There’s a short story by Madeleine Thien called “A Map of the City.” The narrator in that story remembers a furniture shop her father owned when she was growing up. She loved going there so much she used to pretend to be sick in order to get out of school and be taken to the store instead. There she would lounge on a plastic lawn chair in a doorless storage closet with a little curtain pulled closed for privacy. During one of those times a customer stumbles upon her:
“Jesus Christ,” the man said, stepping backward, his hand dropping the curtain… The man stared at me, aghast.
I have trouble remembering how the rest of the story goes but I think about that scene a lot. Especially how it felt to read. I felt embarrassed. For her or him, I’m not sure which, but I could picture his face. And hers. It’s something about the awkwardness of being caught (or catching someone) playing in some private way, perhaps, that I can’t escape it. Or get enough.
Earthling by German artist and illustrator Aisha Franz is filled with wonderful little moments like this. In fact, a scene very similar to Thien’s occurs when one of the three protagonists, Mädchen’s mother, goes to the dry cleaners and spots a little Asian girl, sitting up on a high shelf, fiddling with a rubik’s cube.

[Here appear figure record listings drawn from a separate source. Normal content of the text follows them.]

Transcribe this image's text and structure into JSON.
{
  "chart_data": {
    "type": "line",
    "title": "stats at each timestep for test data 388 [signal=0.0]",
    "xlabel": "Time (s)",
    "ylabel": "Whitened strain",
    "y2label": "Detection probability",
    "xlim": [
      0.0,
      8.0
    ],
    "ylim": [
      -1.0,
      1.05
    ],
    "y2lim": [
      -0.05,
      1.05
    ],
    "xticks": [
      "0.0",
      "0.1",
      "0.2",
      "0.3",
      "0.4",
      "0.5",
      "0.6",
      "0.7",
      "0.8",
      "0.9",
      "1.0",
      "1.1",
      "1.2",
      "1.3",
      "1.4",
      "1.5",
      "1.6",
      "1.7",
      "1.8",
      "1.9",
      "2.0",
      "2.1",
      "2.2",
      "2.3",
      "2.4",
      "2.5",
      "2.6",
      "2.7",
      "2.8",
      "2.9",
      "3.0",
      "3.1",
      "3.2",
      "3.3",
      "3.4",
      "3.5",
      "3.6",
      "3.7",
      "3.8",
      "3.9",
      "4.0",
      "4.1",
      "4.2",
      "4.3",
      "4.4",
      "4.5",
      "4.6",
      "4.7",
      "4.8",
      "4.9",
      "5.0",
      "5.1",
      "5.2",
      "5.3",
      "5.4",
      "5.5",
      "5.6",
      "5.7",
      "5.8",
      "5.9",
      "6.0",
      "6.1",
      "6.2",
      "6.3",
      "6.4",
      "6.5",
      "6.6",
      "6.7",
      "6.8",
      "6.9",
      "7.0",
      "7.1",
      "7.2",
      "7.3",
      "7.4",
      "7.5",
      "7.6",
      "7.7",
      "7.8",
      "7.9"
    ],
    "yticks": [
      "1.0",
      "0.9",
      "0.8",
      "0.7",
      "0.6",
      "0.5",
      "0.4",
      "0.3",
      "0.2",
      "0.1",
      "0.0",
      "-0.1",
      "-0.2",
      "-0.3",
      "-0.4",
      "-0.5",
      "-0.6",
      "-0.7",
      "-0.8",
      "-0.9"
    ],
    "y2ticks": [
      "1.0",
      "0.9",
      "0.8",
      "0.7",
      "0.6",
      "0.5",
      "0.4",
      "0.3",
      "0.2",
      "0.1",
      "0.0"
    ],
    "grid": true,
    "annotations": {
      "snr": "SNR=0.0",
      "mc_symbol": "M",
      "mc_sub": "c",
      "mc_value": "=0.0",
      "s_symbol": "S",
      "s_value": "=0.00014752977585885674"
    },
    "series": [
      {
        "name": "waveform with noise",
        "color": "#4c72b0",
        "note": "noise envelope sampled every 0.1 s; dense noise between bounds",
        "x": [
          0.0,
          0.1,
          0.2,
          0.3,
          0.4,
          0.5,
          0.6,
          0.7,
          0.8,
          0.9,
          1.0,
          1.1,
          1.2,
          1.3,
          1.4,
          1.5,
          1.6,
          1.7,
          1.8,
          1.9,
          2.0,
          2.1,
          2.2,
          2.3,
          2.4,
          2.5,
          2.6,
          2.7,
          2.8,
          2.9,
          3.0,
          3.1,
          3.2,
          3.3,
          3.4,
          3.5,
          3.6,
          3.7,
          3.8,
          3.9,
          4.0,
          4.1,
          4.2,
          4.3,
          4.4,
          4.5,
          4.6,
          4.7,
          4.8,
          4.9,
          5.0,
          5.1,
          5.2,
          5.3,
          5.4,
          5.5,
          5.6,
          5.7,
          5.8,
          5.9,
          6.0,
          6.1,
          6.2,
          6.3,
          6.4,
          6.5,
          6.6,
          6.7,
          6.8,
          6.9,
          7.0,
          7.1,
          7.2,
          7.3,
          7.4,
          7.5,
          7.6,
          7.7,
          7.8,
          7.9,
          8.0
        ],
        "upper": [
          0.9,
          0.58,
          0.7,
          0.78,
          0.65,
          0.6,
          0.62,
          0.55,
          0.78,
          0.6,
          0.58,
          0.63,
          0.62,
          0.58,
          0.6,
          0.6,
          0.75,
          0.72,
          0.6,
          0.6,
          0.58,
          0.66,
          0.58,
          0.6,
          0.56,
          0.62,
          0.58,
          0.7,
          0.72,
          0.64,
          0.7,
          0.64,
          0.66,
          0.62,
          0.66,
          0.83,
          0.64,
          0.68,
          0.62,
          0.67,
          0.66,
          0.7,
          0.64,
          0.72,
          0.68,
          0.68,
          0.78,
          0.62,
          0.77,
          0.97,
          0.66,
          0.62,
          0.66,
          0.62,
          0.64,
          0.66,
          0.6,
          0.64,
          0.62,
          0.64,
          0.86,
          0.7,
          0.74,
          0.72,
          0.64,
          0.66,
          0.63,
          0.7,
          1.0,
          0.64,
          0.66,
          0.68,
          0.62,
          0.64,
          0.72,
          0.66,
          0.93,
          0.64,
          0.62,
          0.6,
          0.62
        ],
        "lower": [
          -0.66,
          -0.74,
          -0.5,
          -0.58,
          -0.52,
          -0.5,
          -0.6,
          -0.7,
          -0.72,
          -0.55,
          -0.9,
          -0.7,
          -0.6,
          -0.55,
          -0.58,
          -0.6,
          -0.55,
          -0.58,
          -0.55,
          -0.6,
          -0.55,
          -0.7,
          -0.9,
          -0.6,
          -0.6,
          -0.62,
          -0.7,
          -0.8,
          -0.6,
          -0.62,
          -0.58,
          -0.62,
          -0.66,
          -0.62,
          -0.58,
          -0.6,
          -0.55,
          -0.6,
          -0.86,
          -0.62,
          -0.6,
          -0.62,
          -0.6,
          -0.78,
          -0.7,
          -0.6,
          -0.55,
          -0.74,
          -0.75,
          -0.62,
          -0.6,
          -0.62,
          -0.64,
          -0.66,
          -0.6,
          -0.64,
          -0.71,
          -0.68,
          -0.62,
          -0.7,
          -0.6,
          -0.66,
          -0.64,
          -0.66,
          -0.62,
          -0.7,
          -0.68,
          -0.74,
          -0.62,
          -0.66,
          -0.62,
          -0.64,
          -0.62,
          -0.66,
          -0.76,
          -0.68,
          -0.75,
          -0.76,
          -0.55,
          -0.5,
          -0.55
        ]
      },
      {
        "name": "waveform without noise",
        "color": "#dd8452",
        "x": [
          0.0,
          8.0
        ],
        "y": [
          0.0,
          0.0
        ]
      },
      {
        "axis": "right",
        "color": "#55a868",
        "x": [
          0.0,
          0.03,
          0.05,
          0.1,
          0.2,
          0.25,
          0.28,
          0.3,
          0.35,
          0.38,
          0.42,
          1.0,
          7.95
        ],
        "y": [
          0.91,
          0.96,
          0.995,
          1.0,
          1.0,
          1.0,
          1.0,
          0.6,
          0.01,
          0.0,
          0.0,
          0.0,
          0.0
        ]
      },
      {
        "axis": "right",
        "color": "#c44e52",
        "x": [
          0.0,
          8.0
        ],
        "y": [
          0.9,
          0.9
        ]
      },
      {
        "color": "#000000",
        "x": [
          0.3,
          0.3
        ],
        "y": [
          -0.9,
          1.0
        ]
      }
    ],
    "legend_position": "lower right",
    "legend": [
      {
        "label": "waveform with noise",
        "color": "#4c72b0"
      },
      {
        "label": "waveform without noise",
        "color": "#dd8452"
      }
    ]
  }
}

Mädchen’s mother and the child stare at one another until the clothes arrive. The encounter lasts no more than a few panels. The scene is brief, random, quiet and highly awkward. But also kind of perfect. And it’s not just that scene; it’s the book in general.

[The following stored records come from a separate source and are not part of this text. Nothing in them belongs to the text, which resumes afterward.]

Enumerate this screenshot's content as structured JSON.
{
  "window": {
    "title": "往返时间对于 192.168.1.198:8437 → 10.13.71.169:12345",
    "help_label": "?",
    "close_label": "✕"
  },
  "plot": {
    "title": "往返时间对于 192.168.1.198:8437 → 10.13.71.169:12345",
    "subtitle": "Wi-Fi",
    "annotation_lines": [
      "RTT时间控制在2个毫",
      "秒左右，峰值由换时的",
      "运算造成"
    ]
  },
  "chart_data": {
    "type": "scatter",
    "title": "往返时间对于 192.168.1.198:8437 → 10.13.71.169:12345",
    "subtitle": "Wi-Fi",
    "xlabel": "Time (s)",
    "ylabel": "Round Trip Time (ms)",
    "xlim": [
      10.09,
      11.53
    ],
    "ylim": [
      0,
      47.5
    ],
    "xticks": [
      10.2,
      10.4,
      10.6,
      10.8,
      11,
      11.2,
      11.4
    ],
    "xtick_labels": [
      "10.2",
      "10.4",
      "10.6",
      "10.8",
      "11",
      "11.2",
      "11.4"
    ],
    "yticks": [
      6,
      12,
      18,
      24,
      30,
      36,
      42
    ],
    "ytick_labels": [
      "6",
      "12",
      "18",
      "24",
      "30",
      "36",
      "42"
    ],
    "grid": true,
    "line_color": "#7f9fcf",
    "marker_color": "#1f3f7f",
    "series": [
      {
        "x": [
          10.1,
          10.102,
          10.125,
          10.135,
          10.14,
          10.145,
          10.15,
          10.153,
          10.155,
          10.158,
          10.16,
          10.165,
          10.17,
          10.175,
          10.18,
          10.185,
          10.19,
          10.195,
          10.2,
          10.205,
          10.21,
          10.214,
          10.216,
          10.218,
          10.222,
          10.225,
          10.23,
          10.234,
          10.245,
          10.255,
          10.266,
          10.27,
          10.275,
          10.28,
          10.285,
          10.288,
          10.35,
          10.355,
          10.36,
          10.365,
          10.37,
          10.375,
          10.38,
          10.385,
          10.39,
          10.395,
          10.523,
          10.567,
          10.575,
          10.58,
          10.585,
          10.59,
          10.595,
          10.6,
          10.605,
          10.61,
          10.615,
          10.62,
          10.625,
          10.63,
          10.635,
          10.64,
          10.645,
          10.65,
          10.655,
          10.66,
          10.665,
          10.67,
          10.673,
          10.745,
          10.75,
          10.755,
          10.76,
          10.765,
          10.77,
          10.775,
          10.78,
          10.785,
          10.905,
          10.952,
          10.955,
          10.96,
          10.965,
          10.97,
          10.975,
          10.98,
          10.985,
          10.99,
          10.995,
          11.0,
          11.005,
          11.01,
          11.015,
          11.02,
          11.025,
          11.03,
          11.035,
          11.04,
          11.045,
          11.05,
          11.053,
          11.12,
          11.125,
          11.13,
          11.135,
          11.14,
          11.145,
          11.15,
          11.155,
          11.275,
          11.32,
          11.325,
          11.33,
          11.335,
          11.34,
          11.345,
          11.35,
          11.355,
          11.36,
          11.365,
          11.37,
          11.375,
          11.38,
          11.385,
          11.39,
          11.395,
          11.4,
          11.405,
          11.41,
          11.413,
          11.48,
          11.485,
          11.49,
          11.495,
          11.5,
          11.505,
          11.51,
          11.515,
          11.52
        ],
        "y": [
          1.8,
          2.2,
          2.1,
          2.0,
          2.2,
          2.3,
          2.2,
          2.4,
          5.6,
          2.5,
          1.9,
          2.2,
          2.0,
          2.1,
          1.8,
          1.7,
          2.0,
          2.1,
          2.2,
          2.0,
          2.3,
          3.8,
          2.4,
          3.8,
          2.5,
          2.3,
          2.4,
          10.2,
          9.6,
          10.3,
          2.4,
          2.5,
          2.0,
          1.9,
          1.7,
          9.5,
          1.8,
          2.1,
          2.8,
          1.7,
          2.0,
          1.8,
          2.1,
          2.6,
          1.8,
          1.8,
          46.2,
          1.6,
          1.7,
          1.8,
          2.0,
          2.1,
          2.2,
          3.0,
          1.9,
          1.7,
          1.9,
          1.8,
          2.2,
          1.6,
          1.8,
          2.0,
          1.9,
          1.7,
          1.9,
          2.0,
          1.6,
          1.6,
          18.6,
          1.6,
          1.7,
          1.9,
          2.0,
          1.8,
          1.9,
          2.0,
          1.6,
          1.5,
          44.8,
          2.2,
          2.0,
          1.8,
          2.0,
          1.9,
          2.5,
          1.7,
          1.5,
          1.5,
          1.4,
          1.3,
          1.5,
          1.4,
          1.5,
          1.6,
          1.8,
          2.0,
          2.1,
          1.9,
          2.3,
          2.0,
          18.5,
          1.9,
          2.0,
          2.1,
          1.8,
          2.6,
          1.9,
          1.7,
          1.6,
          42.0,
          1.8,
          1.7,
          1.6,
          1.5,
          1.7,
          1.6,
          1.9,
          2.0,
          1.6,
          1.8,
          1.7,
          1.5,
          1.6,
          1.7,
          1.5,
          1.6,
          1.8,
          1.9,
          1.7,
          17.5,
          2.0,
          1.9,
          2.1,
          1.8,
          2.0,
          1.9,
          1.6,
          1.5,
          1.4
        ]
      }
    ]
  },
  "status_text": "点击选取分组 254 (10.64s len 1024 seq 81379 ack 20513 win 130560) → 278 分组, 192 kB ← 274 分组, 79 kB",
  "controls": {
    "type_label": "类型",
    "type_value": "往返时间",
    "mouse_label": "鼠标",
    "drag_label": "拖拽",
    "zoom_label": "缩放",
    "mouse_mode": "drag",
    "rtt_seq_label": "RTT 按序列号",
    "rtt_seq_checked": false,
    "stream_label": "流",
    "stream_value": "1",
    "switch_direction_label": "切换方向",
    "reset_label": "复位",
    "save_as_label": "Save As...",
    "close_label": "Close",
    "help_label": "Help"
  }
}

When it comes to Earthling things don’t quite fit together. Of course, that’s part of the general theme—the strange alienness of adolescence. But the story isn’t just about young Mädchen; it’s about her mother and older sister too. They’re all kind of a mess. And they look it too, especially given Franz’s smudgy aesthetic (which can take some getting used to).

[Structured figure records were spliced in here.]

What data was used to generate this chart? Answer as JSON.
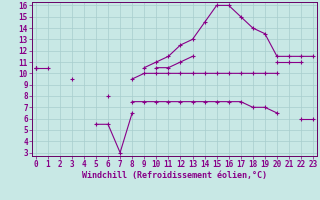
{
  "xlabel": "Windchill (Refroidissement éolien,°C)",
  "x": [
    0,
    1,
    2,
    3,
    4,
    5,
    6,
    7,
    8,
    9,
    10,
    11,
    12,
    13,
    14,
    15,
    16,
    17,
    18,
    19,
    20,
    21,
    22,
    23
  ],
  "line_max": [
    10.5,
    10.5,
    null,
    null,
    null,
    null,
    null,
    null,
    null,
    10.5,
    11.0,
    11.5,
    12.5,
    13.0,
    14.5,
    16.0,
    16.0,
    15.0,
    14.0,
    13.5,
    11.5,
    11.5,
    11.5,
    11.5
  ],
  "line_mean": [
    10.5,
    null,
    null,
    null,
    null,
    null,
    null,
    null,
    null,
    null,
    10.5,
    10.5,
    11.0,
    11.5,
    null,
    null,
    null,
    null,
    null,
    null,
    11.0,
    11.0,
    11.0,
    null
  ],
  "line_flat": [
    10.5,
    null,
    null,
    9.5,
    null,
    null,
    8.0,
    null,
    9.5,
    10.0,
    10.0,
    10.0,
    10.0,
    10.0,
    10.0,
    10.0,
    10.0,
    10.0,
    10.0,
    10.0,
    10.0,
    null,
    null,
    null
  ],
  "line_dip": [
    null,
    null,
    null,
    null,
    null,
    5.5,
    5.5,
    3.0,
    6.5,
    null,
    null,
    null,
    null,
    null,
    null,
    null,
    null,
    null,
    null,
    null,
    null,
    null,
    null,
    null
  ],
  "line_min": [
    null,
    null,
    null,
    null,
    null,
    null,
    null,
    null,
    7.5,
    7.5,
    7.5,
    7.5,
    7.5,
    7.5,
    7.5,
    7.5,
    7.5,
    7.5,
    7.0,
    7.0,
    6.5,
    null,
    6.0,
    6.0
  ],
  "bg_color": "#c8e8e5",
  "grid_color": "#a8cece",
  "line_color": "#880088",
  "ylim_min": 3,
  "ylim_max": 16,
  "xlim_min": 0,
  "xlim_max": 23,
  "yticks": [
    3,
    4,
    5,
    6,
    7,
    8,
    9,
    10,
    11,
    12,
    13,
    14,
    15,
    16
  ],
  "xticks": [
    0,
    1,
    2,
    3,
    4,
    5,
    6,
    7,
    8,
    9,
    10,
    11,
    12,
    13,
    14,
    15,
    16,
    17,
    18,
    19,
    20,
    21,
    22,
    23
  ],
  "tick_fontsize": 5.5,
  "xlabel_fontsize": 6.0,
  "lw": 0.8,
  "ms": 2.5
}
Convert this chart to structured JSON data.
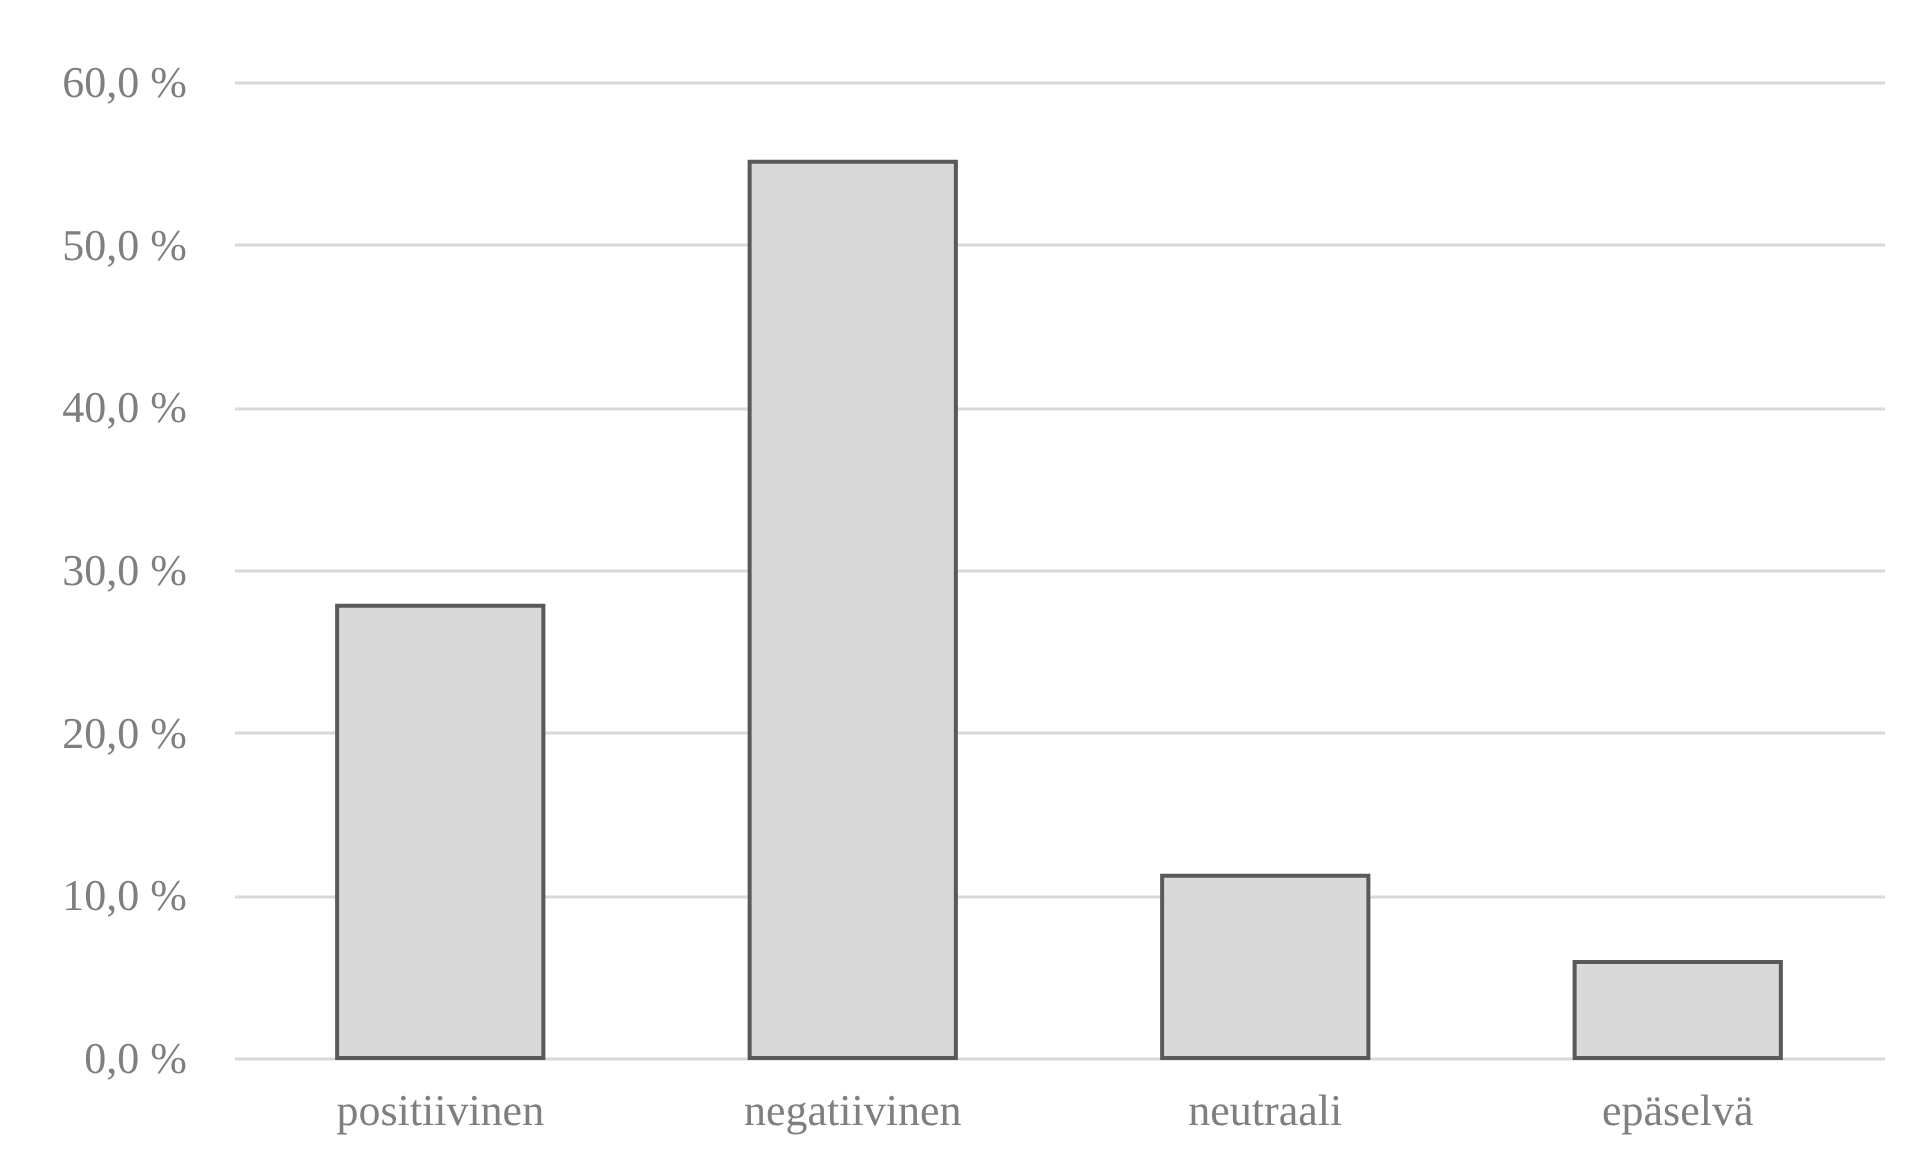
{
  "chart_data": {
    "type": "bar",
    "categories": [
      "positiivinen",
      "negatiivinen",
      "neutraali",
      "epäselvä"
    ],
    "values": [
      27.8,
      55.1,
      11.2,
      5.9
    ],
    "color": "#d9d9d9",
    "ylim": [
      0,
      60
    ],
    "yticks": [
      {
        "value": 0,
        "label": "0,0 %"
      },
      {
        "value": 10,
        "label": "10,0 %"
      },
      {
        "value": 20,
        "label": "20,0 %"
      },
      {
        "value": 30,
        "label": "30,0 %"
      },
      {
        "value": 40,
        "label": "40,0 %"
      },
      {
        "value": 50,
        "label": "50,0 %"
      },
      {
        "value": 60,
        "label": "60,0 %"
      }
    ],
    "grid": "y"
  }
}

A smudge can suggest such different things. While it can appears as a rather humble sign of being mistaken i.e. rubbing something out (or having tried to); there’s also a certain audacity to it, like rubbing something in (or purposefully making things worse). Earthling plays with both these extremes. Scribbles extend well past the edges of the frame or appear without a frame at all. Franz has the confidence to draw outside the lines, sure, but there’s lack of intention to it too — the absence of some clear or expected message about the inherent messiness of life or what it means to grow up. Things don’t tie together nicely like that.
In this way, the story isn’t smooth or straight-forward. The penciling may feel child-like, but it’s not nostalgic. There’s no comfort or narrative familiarity to rely on. The most notable thing about Earthling is, rather, the effect it has. When I finished reading I half expected to look down and find lead on my fingertips. And maybe that’s it: Earthling gets your hands dirty. And, like the antics of its three characters, caught up as they are in their own embarrassingly intimate moments, it forces you to take a step back—aghast, perhaps—because those moments can’t help but rub off on you too.